BELLEVILLE — The cost of a kitchen renovation for Bishop Edward Braxton, questions about his recent trip to Africa and worry that priests suspected of molesting children aren't being monitored were the subjects of a small rally Monday outside the Diocese of Belleville's chancery office.
Seven members of the Survivor's Network of those Abused by Priests demonstrated with small signs on the street corner opposite St. Elizabeth's Hospital.
A prime concern, said David Clohessy, a director of SNAP, is the organization's belief that six or seven Belleville Diocese priests removed from ministry in the early- to mid-90s and still on the diocesan payroll might molest children. None of these priests has been accused of any crime in a criminal court.
"They say to these priests, 'You're too dangerous to be in our parishes, but I don't care who you hang out with, or where you live,'" Clohessy said.
Braxton could not be reached for comment. The diocese's spokesman, Monsignor John Myler, did not immediately respond to a request.
Clohessy said he fears that the priests, who are among about a dozen removed by a diocese committee made up of laymen and clergy, may still offend even though some are in their 70s or 80s. Only two of these priests, who totaled about a dozen, have been removed from the priesthood, a process that can be carried out only by a pope.
"There is absolutely no certain age that a pedophile stops being a pedophile," Clohessy said. His organization, in a written statement, urged Braxton to set up a monitoring system to keep track of priests removed from ministry.

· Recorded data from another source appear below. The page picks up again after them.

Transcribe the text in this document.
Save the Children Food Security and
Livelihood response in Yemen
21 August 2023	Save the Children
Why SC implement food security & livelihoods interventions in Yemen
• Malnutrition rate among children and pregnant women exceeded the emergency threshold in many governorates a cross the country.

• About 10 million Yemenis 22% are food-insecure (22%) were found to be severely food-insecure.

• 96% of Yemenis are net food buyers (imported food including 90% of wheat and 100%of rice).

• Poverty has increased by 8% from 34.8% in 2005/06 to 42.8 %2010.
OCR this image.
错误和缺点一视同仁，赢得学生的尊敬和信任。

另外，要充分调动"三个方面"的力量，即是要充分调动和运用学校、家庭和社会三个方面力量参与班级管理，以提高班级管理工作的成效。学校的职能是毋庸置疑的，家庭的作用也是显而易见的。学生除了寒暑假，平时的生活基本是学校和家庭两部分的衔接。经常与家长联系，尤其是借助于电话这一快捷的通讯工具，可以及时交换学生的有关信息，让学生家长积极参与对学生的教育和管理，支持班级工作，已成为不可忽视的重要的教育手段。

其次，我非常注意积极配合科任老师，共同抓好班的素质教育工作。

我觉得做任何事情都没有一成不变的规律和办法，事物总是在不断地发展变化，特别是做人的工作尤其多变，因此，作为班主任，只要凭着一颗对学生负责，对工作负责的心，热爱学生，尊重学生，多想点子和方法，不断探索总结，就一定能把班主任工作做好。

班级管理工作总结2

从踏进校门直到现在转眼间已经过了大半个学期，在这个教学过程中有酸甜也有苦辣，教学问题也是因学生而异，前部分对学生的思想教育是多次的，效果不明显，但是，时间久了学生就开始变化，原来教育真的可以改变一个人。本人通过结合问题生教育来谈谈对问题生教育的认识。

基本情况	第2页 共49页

"If a priest has fallen in love with a woman, he's kicked out of the priesthood," said Lena Woltering, a member of SNAP. "Why can't they be removed when they have molested a child?"
Questions also came up concerning construction at the bishop's official residence at 925 Centreville Ave. in Belleville. Various construction firm pickup trucks have been observed there in the last few months.
Total estimated cost of a renovation is often listed on a building permit. However, a request to examine any permit for the bishop's residence was turned down on Monday. A city employee required that a Freedom of Information Act form be filled out and, after that was received, said it would take three to five working days for a supervisor of the city Health and Housing Department to decide that such a public document can be examined by a member of the public.
The Daily Times of Nigeria reported last month that Braxton visited a Catholic church in the Nigerian river port city of Onitsha. Braxton, the newspaper reported, urged a group of newly-ordained priests to serve their God with "passion and undivided commitment." Braxton has previously traveled to Nigeria where he arranged for several African Catholic priests to return to the Diocese of Belleville to complete temporary clergy assignments.
"We respectfully but firmly urge you to reveal who paid for your trips overseas. We urge you to halt your new kitchen renovation and be honest about who paid for it," SNAP stated in a news release issued Monday.
"For the safety of kids, we urge you to stay home, (monitor) predator priests...(and) reveal how many boys and girls have been sexually assaulted by Belleville priests, and how much is being paid for their therapy," the release stated.